The game received an aggregated score of 72/100 on Metacritic based on 77 reviews. Daniel Krupa of IGN rated the game a 7/10, praising some of the game's mechanics but said "Rain creates a distinctive heartbreaking atmosphere, but fails to develop it into a more engrossing experience." Tom Mc Shea of GameSpot gave the game a 7.0 as well, praising the gameplay, music and some of the puzzles, saying "Rain uses chilling atmosphere and a heartfelt story to draw you in to this fantastical world", but criticized some of the mechanics of the puzzles. Brittany Vincent of Hardcore Gamer gave the game a 3/5, saying "There's the potential for a beautiful journey here, but Rain seems to be too content to wallow in its melancholy to create any real engaging gameplay." Philip Kollar of Polygon gave the game an 8.5, stating "Rain pulls strong emotion out of its simple mechanics." Christian Donlan from Eurogamer rated the game a 6/10, while praising its lighting and atmosphere, he criticized the poorly paced story and the repetitive plot, as well as the game for not being challenging. He called the game "a missed opportunity".

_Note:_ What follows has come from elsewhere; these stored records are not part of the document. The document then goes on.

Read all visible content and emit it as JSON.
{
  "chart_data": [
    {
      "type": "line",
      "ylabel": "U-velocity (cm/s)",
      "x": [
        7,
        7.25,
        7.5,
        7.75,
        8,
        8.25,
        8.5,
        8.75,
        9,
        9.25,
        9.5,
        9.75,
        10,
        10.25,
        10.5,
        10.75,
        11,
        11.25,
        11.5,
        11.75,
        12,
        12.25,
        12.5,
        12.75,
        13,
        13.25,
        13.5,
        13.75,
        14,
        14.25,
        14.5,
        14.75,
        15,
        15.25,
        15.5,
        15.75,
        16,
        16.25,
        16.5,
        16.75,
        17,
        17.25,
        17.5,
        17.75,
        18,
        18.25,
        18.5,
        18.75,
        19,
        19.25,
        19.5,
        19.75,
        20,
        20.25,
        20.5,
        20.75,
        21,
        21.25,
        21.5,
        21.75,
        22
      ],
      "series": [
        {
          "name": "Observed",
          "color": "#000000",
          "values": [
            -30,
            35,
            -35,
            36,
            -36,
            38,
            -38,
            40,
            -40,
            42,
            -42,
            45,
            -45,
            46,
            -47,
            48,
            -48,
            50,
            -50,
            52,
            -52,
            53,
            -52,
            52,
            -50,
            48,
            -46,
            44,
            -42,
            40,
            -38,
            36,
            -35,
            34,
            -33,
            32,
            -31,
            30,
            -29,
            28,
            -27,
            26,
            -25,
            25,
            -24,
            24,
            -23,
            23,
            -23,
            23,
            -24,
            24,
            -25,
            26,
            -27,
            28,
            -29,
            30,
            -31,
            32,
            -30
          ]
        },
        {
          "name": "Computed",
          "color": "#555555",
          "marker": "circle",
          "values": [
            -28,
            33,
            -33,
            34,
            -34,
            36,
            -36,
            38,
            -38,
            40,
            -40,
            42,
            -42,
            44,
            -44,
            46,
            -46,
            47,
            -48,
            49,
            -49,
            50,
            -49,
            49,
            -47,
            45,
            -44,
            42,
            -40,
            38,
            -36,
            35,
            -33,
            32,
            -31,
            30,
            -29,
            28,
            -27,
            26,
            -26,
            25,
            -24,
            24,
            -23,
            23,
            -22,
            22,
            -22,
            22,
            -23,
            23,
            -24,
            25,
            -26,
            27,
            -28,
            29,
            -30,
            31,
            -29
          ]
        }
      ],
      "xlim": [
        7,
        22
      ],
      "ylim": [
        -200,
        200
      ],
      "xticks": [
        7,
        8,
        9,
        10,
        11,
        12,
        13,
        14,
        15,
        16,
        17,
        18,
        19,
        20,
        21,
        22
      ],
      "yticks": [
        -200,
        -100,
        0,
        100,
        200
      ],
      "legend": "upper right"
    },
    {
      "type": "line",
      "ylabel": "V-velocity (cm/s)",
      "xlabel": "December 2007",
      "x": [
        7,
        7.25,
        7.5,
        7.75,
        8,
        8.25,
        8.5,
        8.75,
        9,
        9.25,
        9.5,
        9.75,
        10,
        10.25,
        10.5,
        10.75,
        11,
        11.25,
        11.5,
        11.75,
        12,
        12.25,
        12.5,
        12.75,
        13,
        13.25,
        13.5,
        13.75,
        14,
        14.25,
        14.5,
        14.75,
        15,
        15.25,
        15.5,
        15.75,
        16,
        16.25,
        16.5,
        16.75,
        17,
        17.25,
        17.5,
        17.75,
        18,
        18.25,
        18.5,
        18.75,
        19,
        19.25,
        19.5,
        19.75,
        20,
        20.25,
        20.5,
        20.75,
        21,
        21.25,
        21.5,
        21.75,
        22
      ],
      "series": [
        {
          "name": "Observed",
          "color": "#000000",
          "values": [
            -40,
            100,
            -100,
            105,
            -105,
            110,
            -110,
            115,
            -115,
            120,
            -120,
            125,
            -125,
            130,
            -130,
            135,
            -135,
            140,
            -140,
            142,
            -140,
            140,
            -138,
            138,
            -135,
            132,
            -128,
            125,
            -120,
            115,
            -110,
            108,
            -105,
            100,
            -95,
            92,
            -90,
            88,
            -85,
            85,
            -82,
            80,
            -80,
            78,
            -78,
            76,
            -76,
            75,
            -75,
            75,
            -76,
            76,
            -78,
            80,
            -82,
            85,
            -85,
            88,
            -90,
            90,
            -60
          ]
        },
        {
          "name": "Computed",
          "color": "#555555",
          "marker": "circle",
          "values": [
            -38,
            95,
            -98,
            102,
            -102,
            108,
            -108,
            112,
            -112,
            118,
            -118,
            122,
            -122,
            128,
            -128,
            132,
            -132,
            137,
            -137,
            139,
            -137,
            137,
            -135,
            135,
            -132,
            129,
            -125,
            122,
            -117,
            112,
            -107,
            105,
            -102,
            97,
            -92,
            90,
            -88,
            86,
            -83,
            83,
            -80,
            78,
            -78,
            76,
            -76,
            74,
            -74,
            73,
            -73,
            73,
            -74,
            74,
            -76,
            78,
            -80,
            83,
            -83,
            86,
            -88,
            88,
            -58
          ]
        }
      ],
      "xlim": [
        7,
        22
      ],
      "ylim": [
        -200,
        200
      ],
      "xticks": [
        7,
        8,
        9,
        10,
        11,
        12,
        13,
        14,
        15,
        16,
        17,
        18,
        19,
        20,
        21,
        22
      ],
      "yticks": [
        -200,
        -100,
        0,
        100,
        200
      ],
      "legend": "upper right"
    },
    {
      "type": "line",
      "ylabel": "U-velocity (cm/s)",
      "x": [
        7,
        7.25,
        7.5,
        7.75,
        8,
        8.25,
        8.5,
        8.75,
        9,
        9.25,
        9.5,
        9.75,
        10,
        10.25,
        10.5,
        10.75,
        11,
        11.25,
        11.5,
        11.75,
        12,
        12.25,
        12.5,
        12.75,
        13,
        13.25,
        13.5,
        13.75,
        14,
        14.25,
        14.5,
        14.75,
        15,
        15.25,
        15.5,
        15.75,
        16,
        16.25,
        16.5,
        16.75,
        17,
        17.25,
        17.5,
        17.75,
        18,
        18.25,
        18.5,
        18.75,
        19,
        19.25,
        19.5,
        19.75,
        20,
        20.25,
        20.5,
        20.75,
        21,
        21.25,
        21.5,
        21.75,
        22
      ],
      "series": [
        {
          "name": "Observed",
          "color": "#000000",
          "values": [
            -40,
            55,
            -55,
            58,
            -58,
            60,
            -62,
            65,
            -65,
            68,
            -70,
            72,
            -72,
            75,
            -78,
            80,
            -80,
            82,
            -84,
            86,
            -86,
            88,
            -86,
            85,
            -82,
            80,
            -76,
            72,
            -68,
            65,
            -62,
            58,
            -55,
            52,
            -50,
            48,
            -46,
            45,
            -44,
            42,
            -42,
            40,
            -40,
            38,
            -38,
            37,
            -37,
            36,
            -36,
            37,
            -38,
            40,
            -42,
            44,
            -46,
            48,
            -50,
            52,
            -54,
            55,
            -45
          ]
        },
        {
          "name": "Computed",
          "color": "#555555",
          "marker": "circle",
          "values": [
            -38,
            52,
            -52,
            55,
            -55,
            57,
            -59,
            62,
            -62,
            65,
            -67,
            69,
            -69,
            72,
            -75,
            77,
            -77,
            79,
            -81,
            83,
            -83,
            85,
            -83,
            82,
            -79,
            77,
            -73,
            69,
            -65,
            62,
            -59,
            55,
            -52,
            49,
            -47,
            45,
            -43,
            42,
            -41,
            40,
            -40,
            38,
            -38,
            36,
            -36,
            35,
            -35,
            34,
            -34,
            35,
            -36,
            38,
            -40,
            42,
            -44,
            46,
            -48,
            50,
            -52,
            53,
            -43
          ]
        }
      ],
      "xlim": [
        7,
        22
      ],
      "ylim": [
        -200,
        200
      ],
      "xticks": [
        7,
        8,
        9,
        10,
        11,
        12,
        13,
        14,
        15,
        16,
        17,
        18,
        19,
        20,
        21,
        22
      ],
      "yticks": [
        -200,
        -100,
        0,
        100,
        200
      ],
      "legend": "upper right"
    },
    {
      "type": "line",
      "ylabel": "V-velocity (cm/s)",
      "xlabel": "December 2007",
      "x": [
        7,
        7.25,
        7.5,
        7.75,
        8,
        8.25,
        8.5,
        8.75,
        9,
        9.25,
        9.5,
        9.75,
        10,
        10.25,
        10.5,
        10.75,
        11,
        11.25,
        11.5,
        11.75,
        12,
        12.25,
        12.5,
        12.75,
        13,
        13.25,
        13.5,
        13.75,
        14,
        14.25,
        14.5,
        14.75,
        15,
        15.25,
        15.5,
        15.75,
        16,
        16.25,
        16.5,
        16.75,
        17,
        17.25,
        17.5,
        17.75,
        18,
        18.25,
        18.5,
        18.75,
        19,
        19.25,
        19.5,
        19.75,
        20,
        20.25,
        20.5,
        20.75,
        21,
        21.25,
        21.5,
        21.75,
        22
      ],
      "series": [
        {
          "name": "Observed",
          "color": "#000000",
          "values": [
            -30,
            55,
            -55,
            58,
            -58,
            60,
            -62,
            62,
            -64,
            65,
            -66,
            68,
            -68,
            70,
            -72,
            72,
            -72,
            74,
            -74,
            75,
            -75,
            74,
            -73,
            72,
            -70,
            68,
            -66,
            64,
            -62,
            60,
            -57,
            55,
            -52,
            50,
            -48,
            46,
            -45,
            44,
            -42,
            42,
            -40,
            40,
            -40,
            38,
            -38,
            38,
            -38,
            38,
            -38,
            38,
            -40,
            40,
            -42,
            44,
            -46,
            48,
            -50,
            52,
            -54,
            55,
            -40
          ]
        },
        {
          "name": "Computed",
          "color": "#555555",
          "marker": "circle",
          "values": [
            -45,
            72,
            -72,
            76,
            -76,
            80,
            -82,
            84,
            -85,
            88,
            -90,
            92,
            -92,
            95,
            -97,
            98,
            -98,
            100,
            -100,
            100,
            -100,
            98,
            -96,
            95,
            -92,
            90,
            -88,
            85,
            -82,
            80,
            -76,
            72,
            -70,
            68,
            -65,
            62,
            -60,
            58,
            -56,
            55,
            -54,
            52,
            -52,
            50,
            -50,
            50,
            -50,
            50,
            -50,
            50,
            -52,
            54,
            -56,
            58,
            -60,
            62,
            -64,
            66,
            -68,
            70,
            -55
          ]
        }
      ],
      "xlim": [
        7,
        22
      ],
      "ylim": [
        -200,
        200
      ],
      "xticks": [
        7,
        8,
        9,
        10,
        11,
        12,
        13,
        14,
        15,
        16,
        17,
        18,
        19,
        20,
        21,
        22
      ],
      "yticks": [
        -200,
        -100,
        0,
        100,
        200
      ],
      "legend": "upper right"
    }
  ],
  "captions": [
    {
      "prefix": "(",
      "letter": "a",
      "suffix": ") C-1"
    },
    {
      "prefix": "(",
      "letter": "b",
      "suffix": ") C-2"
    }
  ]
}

During the 17th Annual D.I.C.E. Awards, the Academy of Interactive Arts & Sciences nominated Rain for "Outstanding Achievement in Original Music Composition".

Aggregate score
| Aggregator | Score |
|---|---|
| Metacritic | 72/100 |

Review scores
| Publication | Score |
|---|---|
| Eurogamer | 6/10 |
| GameSpot | 7/10 |
| IGN | 7/10 |
| Polygon | 8.5/10 |
| Hardcore Gamer | 3/5 |

==Legacy==
In retrospect, Rain has been recognized as a hidden gem within the PlayStation 3 library, valued for its visual appeal and artistic design. It has developed a minor cult reputation among fans of atmospheric experiences, with critics drawing strong artistic and thematic parallels to Fumito Ueda's Ico, particularly regarding its sense of vulnerability and the bond between the two main characters.

This status is further reflected in the modern collectors' market; due to the scarcity of its physical printings, the English-supported Asian release has since been cited by industry outlets as one of the rarest and most sought-after physical games on the PlayStation 3.